Dit-elle d’un ton monocorde et rapide, presque récité par cœur, avant d’empoigner l’arme de manière plus brutale et d’assener un coup de lame ascendant à une vieille chaise qui se fît trancher jusqu’à la moitié de son assise avant d’aller s’éclater contre le mur d’en face déjà troué préalablement.
“...Et ça c’est pour les adversaires un peu trop proches: lame en alliage refondue trois fois, garantie sans impuretés, s’émousse peu, facile d’entretien, tranchante et solide. Tes ennemis tu les découpes en tranches comme si c’était des parts de quiche, héhéhéhé.”
Matt esquissa un sourire “En voilà une manière de traiter ton mobilier”
Nelyn pouffa avant de s’avancer vers le jeune homme et de reprendre un ton plus sérieux.
“Tout sera bon à jeter ici, les meubles, la maison, la forge, le village entier. Tout. Sauf si je refais fonctionner la vieille fonderie, j’ai des plans de nouvelles armes qui peuvent déséquilibrer, voir révolutionner l’art de la guerre tel qu’on le connaît maintenant. Mais tout ça commence par toi.”
Matt se sentit soudainement mal à l’aise, comme si la réalité venait de faire une irruption fracassante dans son esprit. La violence de sa besogne matérialisée par cette arme loufoque que lui tendait la forgeron. Milles pensées semblait lui traverser l’esprit, prendre l’arme, c’était accepter, et accepter c’était un peu se salir non ? Accepter l’idée de tuer des gens alors qu’on n’a pas appuyé sur la détente, consentir et renoncer à ses idéaux. L’argent oui... mais l’argent à quel prix ? Après quelques secondes de silence interminable, il répondit à voix basse, presque honteux:
“Je ne sais pas Nel, tu me demandes de tuer des gens”
La jeune femme à la chapka regarda le sol et se mordit les lèvres avant de pousser un long soupir. Elle s’approcha un peu plus de lui, le coinçant contre un des murs de sa chambre, et lui lança un regard intense.
“Écoute Matt, t’as pas l’air d’être un mauvais garçon, c’est vrais que ce que je te demande est difficile, mais les gars contre qui je t’envoie te battre c’est pas des rigolos. Pillage, meurtre, vandalisme et racket, je ne fais que te raconter la partie la plus propre de leur business. Ces types sont des ordures, oui. Les gens d'ici ont peur, oui.” Elle frappa le mur derrière Matthew de son poing avant de jurer à voix basses “si ça ne tenait qu’à moi je prendrais tout ce que j’avais dans cette foutue usine d’armement avant de leur balancer sur le coin de la figure pour les chasser d’ici, mais je ne peux pas ! Personne ne peut ! Si un seul de ces bandits survit, l’information remontera à la capitale et dans une semaine au plus tard le village est réduit en cendres et nous pendus à son entrée.”
Elle lui tendit l’arme une nouvelle fois. “Tu as besoin de moi et j’ai besoin de toi, ne me laisse pas tomber, pas maintenant. Tout peut repartir, je le sais. J’ai besoin de toi, j’ai besoin des magilites”
Elle lui lança un nouveau regard perçant. “S’il te plaît”
Matt laissa quelques secondes s’écouler, laissant au silence le soin de faire son travail.
“Très bien” Dit-il en attrapant sèchement la crosse de l’arme qui lui était tendue.
Nel afficha un sourire soulagé mais vainqueur:
“Valkyrie.
- Pardon ?
- C’est son nom. Viens je vais te montrer comment la manier correctement” Dit-elle en l’emmenant par le poignet jusqu’au rez-de-chaussée.

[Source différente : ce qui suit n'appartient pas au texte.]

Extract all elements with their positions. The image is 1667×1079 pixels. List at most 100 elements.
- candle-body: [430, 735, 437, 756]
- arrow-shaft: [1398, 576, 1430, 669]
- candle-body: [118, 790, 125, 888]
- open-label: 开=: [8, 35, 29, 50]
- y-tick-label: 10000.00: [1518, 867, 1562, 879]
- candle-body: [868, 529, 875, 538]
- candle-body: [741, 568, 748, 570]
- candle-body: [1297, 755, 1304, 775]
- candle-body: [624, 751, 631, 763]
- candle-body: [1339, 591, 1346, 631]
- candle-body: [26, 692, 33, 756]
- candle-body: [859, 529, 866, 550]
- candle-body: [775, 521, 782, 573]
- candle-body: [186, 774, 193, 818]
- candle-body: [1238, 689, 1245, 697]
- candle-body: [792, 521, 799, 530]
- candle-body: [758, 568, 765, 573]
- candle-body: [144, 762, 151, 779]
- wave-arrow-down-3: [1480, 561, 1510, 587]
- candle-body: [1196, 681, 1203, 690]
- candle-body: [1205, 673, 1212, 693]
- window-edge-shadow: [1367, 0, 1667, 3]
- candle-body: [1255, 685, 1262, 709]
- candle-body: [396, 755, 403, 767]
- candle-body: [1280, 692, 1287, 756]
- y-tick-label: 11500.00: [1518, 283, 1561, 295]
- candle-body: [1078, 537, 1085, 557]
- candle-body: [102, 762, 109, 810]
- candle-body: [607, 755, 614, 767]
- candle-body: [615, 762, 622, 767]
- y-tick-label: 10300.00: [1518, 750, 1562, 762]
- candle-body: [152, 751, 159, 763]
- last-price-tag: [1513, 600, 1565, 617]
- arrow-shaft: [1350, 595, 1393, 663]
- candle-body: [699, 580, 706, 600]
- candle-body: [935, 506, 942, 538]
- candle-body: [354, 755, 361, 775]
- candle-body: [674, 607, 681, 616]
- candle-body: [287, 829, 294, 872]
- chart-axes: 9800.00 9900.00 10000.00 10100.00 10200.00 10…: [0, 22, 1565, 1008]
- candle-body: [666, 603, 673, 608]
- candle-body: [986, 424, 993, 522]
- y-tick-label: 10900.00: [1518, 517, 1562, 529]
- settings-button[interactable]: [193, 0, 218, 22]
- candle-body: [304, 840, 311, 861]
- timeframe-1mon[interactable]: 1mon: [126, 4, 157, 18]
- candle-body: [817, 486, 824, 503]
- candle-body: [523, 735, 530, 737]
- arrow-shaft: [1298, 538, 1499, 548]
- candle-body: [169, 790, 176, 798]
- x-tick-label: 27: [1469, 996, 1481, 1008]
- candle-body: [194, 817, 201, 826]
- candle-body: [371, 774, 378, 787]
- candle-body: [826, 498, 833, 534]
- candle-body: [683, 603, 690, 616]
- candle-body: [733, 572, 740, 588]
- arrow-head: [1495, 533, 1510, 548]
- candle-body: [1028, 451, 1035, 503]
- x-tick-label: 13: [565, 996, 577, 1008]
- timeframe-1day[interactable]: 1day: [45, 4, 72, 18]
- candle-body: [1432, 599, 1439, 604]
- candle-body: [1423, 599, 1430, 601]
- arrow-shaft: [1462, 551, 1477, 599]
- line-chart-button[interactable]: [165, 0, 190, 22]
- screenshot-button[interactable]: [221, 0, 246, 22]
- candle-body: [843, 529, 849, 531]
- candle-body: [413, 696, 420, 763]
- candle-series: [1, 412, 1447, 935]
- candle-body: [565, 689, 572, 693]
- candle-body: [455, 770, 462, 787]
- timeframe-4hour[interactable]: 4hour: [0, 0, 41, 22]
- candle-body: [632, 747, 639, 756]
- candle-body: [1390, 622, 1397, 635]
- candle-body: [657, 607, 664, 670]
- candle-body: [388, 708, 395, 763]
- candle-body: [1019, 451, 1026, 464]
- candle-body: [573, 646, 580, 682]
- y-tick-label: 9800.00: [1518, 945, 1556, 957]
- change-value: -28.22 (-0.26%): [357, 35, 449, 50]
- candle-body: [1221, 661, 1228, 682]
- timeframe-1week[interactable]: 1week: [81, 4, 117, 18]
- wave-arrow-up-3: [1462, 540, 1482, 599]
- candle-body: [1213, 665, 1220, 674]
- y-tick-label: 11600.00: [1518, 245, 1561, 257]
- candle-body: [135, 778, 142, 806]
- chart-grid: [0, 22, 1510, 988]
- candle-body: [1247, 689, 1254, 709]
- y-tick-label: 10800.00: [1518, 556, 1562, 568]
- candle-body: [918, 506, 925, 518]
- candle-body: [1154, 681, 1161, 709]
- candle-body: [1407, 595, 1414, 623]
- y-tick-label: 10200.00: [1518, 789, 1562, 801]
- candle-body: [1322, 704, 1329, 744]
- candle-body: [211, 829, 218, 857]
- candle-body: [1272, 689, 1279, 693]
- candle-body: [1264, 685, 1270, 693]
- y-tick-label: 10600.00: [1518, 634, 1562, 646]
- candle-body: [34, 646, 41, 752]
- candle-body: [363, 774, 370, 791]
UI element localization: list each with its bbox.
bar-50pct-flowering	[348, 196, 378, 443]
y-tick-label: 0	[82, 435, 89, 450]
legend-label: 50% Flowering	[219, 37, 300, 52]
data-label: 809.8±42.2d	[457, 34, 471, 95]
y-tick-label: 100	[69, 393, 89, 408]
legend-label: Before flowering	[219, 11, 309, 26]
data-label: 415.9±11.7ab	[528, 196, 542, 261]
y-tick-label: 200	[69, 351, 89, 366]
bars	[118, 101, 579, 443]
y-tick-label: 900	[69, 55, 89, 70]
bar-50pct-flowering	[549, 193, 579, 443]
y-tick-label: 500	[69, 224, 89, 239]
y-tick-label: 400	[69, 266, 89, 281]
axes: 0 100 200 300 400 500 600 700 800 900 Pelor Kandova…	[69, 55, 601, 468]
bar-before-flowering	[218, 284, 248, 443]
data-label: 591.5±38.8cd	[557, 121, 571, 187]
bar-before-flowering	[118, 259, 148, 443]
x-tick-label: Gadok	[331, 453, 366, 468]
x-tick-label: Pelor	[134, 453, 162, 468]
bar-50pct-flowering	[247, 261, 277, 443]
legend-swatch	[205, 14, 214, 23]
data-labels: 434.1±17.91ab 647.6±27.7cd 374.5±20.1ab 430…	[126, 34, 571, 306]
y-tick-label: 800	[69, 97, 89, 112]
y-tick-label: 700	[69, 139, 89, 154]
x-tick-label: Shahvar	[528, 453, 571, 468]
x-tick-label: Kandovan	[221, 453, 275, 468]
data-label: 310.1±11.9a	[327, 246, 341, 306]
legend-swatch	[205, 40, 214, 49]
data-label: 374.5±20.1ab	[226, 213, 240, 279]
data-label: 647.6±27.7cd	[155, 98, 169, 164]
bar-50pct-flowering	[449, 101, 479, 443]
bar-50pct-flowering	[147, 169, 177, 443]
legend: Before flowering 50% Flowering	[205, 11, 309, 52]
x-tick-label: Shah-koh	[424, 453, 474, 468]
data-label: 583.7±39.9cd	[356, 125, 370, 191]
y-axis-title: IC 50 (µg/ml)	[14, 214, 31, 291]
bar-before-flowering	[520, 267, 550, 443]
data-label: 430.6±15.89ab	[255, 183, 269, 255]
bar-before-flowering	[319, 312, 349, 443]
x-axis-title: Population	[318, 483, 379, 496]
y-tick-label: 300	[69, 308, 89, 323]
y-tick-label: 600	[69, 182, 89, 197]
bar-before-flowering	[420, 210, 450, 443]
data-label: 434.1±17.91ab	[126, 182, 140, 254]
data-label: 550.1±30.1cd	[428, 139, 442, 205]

Quelques heures plus tard… (Oui l’auteur est une feignasse, faites avec)

Nelyn afficha un sourire complice.

« Bien joué ! » dit-elle en s’approchant de Matt toujours en position de tir, la Valkyrie encore fumante. « Tu as de bonnes bases on dirait, tu as déjà fait du tir avant ? »
Matt abaissa le fut et observa la cible dans son ensemble : quatre coups sur cinq au but, inespéré pour un débutant.
« J’ai pratiqué un peu de tir quand j’étais plus jeune, mais je dois dire que cette arme est vraiment facile à prendre en main
- C’est le but ! » Dit la jeune femme en prenant l’arme d’une main pour la caler sur l’épaule du jeune homme «  par contre fais attention à ta posture, penche toi plus vers l’avant et fais attention à la crosse, il faut qu’elle soit bien calée sur ton épaule. Pour l’instant tu t’en sors, mais dans le feu de l’action je ne donne pas cher de ta mâchoire»
- Je vais me débrouiller » répondit l’autre calmement.
Nelyn haussa les épaules et fit un tour autour de Matt, comme si elle cherchait quelque chose. « Bien, maintenant voyons voir où en est ta magie
- De la magie ?
- T’es vraiment pas d’ici toi, je te parle de ça » Elle lui présenta ses mains jointes avant de faire apparaitre une flamme en leur sein
- « Oh, tu parles de ça ? » dit-il en lui présentant une charge électrique concentrée, à sa manière.
- Tu es donc de type électrique ? Intéressant. Comme tu as pu le voir je maîtrise l’élément du feu. Enfin on verra ça plus tard, faisons une pause si tu le veux bien. »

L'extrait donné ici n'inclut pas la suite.